Não há porque não prestar atenção em Emmanuel Mouret, cujo “Faça-me Feliz”, integra a mostra simultânea do Festival Varilux de Cinema Francês 2010, que percorre nove cidades brasileiras. E quem sabe, poderá vir a entrar no circuito normal de cinema. Inexiste uma história e os personagens se entregam às alheações de Jean-Jacques, sem reflexão alguma. Salvo Ariene, que adere a seu faz de conta de conquistador moderno, para valer-se dele para concretizar suas fantasias. À qual Jean-Jacques aparentemente não se opõe, pois foi o motivador da concretização das buscas da amada.

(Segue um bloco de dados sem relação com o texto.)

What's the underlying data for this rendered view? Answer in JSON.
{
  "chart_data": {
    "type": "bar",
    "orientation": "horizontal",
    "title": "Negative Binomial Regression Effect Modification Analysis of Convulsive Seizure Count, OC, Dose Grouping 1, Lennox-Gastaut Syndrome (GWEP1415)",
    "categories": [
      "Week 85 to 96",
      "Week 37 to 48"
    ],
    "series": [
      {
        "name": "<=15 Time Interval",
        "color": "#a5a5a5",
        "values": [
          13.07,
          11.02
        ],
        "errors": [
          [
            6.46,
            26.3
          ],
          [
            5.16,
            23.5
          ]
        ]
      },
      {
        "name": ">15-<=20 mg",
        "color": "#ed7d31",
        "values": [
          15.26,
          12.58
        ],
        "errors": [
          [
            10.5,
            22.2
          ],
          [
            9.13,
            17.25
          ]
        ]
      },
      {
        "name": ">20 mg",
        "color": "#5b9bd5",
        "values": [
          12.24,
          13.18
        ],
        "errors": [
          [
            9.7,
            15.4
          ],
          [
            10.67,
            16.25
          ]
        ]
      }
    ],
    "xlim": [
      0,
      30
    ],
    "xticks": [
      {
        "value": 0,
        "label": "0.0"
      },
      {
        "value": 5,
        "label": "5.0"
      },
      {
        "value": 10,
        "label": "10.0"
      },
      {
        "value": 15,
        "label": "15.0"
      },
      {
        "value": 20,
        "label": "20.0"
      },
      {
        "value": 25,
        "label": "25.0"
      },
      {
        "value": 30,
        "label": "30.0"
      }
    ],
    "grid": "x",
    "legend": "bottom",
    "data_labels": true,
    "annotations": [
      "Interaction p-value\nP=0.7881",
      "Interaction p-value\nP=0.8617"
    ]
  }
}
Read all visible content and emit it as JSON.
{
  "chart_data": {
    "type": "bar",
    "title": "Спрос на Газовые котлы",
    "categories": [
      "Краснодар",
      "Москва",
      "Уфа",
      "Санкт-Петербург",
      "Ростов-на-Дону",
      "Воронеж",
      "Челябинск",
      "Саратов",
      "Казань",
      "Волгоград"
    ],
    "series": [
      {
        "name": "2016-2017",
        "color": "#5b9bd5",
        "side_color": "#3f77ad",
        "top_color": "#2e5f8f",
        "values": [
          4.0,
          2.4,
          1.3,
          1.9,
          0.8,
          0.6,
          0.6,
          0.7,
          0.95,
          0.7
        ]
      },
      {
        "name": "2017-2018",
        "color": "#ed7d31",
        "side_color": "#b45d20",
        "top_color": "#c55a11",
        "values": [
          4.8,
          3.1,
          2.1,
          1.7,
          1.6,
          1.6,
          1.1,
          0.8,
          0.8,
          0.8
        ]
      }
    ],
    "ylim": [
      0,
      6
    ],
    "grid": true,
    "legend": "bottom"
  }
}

Assim, com entrechos bem encadeados, poucos elementos de cena, embora Jean-Jacques circule por luxuosos cenários, Mouret mostra que é possível fazer comédia leve, sem apelações, diálogos grosseiros, piadas escatológicas ou, se for o caso, satíricos trejeitos feitos por Jerry Lewis com genialidade em seu tempo. Bebe na rica fonte de Jacques Tati e Buster Keaton e trás frescor a um gênero hoje entregue ao repetitivo, canhestro, e por que não, ultrapassada forma de fazer humor, numa época carente de humor inteligente com o seu.

 

Faça-me Feliz” (“Fais-Moi Plaisir”). Comédia. França. 2009. 90 minutos. Roteiro/Direção: Emmanuel Mouret. Elenco: Fredérique Bel, Emmanuel Mouret, Judith Godrèche, Débora François.